Another prominent member of the Sarajevo Jewish community, who spoke under condition of anonymity, warns that the Muslims in Bosnia went through a process of radicalization that is reflected in their position on the war in Gaza.
“One shouldn’t be afraid of what will happen in Bosnia. One should be afraid of what is already in Bosnia,” he told the Post.
“During the Bosnian civil war, we witnessed how the Muslim mujahideen operated in ways that were repeated on October 7 in Israel – beheading and burning mainly Serbs and Croats.
“What happened in Srebrenica also reminds me of October 7. Muslim fighters left this town, attacked Serbs, raped women, killed, burned and beheaded people. Then, when the Serbs reacted and took revenge, this became a genocide, even though the Serbs had no genocidal intentions.
“The fighting methods of the Bosniak mujahideen were very similar to those of the Muslims in Gaza: In Sarajevo, too, they were shooting from kindergartens, schools, and hospitals. Once the other side reacted, the Muslims showed the bodies of kids and women who were killed.
“The whole idea of a Bosnian Muslim nation resembles the creation of the Palestinian nation. Before 1991, the Bosniaks were just Muslims with no national identity, unlike Serbs and Croats. All of a sudden, Bosnia belonged to the Muslims, and all the others were supposed to go away. In the ’90s, many Muslims felt part of the West. Now, 95% of them feel complete solidarity with the Muslim world. It’s an emotional solidarity. If there is somewhere in the world a conflict in which Muslims are involved, the Bosniaks side with those Muslims. It doesn’t matter if it’s Azerbaijan or Palestine.
“I was born and grew up in Sarajevo with Muslims and Croats,” stated the community member. “After October 7, only one Muslim friend publicly expressed solidarity with me. Some others sent private messages. They ask about me, not about Israel. Most of my other friends publish every morning on social media photos of Palestinian children from Gaza.
“It doesn’t mean that they all became religious or will take rifles and attack the small Jewish community here. They are too spoiled to do that. But among them live also dangerous radical elements.
“The Muslims are very critical of the West and its support of Israel, which they compare to the way they were betrayed by Western powers during the civil war. There is a general demonization of Israel. The word ‘Zionist’ became a curse.
“The leadership we have today is only siding with the Muslims and is neglecting the other major groups in Bosnia, the Serbs and the Croats. Such one-sided loyalty makes the other groups in BiH angry.
“Andrle stated that denying the genocide in Srebrenica opens the door to denying the Holocaust,” said the prominent member of the Sarajevo community. “He seems to be using the Jewish community for his political ambitions. Can such a person speak in the community’s name or be considered leading it? Should he be the one causing conflict between the community and the other groups in BiH?

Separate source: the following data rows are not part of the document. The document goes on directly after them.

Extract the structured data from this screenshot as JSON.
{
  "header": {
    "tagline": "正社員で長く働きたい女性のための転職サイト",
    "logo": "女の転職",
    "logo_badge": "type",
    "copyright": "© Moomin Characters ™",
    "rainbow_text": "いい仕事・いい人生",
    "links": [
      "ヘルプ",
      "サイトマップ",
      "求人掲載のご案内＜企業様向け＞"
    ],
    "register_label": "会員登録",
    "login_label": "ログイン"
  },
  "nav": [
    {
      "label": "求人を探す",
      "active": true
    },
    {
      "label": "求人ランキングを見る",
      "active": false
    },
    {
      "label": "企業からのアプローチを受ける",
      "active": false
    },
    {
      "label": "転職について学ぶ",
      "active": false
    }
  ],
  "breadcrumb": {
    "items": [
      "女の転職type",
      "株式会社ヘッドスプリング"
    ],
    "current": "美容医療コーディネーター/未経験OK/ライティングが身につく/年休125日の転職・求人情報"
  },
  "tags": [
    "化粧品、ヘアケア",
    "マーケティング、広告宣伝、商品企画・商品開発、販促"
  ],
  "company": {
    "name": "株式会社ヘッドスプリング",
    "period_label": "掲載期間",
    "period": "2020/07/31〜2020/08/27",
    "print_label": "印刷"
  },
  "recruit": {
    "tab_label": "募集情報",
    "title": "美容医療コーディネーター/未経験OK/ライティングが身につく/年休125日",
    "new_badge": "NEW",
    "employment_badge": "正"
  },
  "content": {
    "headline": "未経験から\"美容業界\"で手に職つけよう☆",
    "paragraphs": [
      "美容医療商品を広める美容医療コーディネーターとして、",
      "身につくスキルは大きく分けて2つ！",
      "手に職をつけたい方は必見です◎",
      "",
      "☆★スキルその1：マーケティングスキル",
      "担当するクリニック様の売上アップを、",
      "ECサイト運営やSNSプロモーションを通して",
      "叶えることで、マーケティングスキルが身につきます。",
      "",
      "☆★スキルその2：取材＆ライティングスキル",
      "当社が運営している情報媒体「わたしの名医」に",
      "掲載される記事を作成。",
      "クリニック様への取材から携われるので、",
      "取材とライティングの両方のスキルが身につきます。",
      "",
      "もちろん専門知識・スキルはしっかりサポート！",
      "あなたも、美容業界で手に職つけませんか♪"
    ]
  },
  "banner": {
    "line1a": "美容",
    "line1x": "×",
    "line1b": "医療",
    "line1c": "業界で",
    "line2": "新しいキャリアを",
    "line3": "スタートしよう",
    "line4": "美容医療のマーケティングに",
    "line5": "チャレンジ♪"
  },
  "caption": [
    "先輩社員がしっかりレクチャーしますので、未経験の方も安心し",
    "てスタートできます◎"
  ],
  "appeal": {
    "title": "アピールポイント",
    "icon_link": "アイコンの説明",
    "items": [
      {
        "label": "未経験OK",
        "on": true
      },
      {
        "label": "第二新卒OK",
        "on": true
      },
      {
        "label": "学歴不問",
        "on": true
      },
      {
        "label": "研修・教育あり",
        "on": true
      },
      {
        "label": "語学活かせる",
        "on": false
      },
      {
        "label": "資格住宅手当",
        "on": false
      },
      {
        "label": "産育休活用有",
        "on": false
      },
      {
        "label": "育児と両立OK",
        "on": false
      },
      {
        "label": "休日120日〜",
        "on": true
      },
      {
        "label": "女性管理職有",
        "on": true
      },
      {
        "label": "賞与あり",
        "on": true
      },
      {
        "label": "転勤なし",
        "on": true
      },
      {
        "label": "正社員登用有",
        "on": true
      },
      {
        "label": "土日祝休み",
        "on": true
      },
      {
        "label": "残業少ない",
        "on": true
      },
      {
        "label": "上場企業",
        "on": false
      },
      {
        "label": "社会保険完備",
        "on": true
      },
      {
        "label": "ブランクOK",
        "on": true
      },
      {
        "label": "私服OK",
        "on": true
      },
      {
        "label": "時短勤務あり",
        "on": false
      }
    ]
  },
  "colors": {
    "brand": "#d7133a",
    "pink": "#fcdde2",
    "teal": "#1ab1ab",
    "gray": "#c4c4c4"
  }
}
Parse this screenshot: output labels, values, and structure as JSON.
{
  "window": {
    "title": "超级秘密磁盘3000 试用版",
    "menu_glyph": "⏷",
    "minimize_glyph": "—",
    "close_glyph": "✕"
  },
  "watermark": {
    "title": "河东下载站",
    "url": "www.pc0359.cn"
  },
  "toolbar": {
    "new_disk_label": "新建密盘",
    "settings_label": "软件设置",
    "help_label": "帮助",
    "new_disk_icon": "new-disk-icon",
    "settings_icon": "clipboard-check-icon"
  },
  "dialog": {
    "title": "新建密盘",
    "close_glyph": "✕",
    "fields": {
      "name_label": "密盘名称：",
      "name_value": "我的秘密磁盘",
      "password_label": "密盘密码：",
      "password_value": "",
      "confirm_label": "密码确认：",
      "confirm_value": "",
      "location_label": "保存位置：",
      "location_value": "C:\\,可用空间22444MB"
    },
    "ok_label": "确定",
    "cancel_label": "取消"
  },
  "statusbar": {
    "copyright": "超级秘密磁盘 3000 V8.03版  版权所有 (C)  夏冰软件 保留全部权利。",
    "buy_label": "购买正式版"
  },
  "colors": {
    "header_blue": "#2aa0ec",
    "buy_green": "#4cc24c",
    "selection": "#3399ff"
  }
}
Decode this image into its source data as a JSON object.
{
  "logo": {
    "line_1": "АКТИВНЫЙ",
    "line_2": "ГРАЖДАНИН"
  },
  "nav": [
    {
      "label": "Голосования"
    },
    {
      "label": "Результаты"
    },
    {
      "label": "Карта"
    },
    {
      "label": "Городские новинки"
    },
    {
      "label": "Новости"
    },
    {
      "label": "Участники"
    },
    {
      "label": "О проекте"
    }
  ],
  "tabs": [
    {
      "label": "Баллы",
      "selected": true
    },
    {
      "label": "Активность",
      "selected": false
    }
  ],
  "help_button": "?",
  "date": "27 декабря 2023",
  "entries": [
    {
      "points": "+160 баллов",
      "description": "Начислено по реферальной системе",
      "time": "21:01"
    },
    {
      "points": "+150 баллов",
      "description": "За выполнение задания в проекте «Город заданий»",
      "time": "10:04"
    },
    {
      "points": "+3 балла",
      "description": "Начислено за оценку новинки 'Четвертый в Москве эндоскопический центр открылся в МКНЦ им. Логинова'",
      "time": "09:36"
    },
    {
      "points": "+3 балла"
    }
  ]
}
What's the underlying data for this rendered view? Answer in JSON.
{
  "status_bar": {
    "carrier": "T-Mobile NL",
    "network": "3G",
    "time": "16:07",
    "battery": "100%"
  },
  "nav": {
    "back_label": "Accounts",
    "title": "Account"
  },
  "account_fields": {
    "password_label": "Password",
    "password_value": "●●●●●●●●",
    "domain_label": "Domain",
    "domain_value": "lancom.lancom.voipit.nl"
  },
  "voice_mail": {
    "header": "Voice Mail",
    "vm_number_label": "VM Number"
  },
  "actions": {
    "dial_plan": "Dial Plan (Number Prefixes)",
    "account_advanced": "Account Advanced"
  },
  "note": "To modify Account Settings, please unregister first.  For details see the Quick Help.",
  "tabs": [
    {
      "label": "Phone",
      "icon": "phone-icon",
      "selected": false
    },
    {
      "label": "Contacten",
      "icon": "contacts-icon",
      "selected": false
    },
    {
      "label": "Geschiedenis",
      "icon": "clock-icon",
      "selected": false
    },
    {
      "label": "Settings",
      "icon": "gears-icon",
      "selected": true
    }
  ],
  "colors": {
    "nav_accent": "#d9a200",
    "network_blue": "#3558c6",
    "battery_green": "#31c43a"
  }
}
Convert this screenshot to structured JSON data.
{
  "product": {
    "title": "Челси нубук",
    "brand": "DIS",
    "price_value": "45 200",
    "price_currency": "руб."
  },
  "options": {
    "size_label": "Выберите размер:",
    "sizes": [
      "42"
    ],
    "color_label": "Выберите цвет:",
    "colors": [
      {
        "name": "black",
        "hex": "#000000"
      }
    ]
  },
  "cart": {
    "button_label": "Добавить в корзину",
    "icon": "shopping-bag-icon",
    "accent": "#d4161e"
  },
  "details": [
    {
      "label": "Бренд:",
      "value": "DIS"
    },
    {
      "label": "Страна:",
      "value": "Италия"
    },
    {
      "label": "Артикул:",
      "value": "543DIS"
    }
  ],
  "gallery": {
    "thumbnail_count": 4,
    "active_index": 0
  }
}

“In the Muslim cantons of Bosnia, antisemitism has reached levels that we haven’t seen up until now. That is not the situation in the Serbian or Croat areas of the federation.
The Jewish community gathered hundreds of antisemitic declarations from dozens of imams after October 7, but instead of presenting the report to the Americans and Europeans, they went with it to the grand mufti, who came up with a void declaration, and that was it.
“The leadership of the community pretends that all is well here, while Bosniaks – even secular and educated people – consider Hamas to be freedom fighters and say that Israel should disappear.”